Constituinte para fazer a reforma política? Por que não aproveitar e prorrogar seu mandato, garantir o direito a nova reeleição, decretar que só poderão concorrer candidatos "progressistas"? Estamos longe de ver essas fantasias se concretizarem. Mas não custa alertar.
A oposição estava certa, hoje ficou claro, quando evitou insuflar o impeachment de Lula. Teria provocado um mártir, um Getúlio vivo. Não que Lula não soubesse de nada: é evidente que sabia, embora provas irrefutáveis não tenham, ainda, aparecido.

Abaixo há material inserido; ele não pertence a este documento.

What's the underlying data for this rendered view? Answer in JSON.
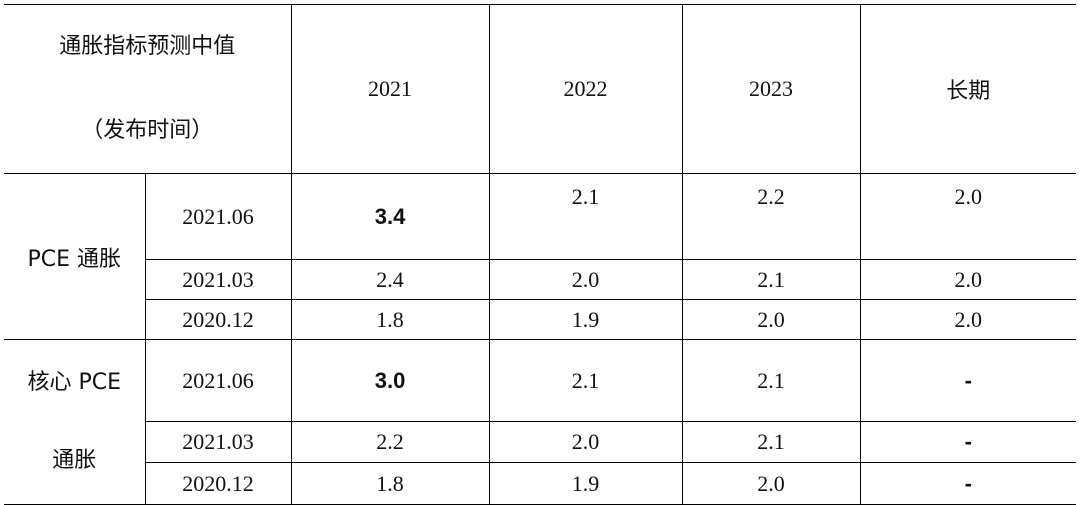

Reeleito, estará anistiado.
OTAVIO FRIAS FILHO é diretor de Redação da Folha
Será que o Otavio Frias Filho tá com saudade do Lacerda também?
ResponderExcluirO artigo do dono da Folha desfaz, (quem ainda acreditava?), liquida, aniquila, joga pelo ralo a idéia hipócrita e marketeira de aparente apartidarismo da redação.
Há muito não restavam dúvidas, mas essa foi a pá de cal.
Claudio Abramo deve ter se revirado no túmulo!
Um jornal apoiar uma determinada candidatura é absolutamente normal. Mas isso deveria ser dito claramente para seu leitor, que imagina estar comprando uma informação, mas acaba recebendo campanha. Até quando vamos ver a imprensa atuar dessa forma sem que isso vire um debate sobre ética.
ResponderExcluirParabéns Luis pelo post.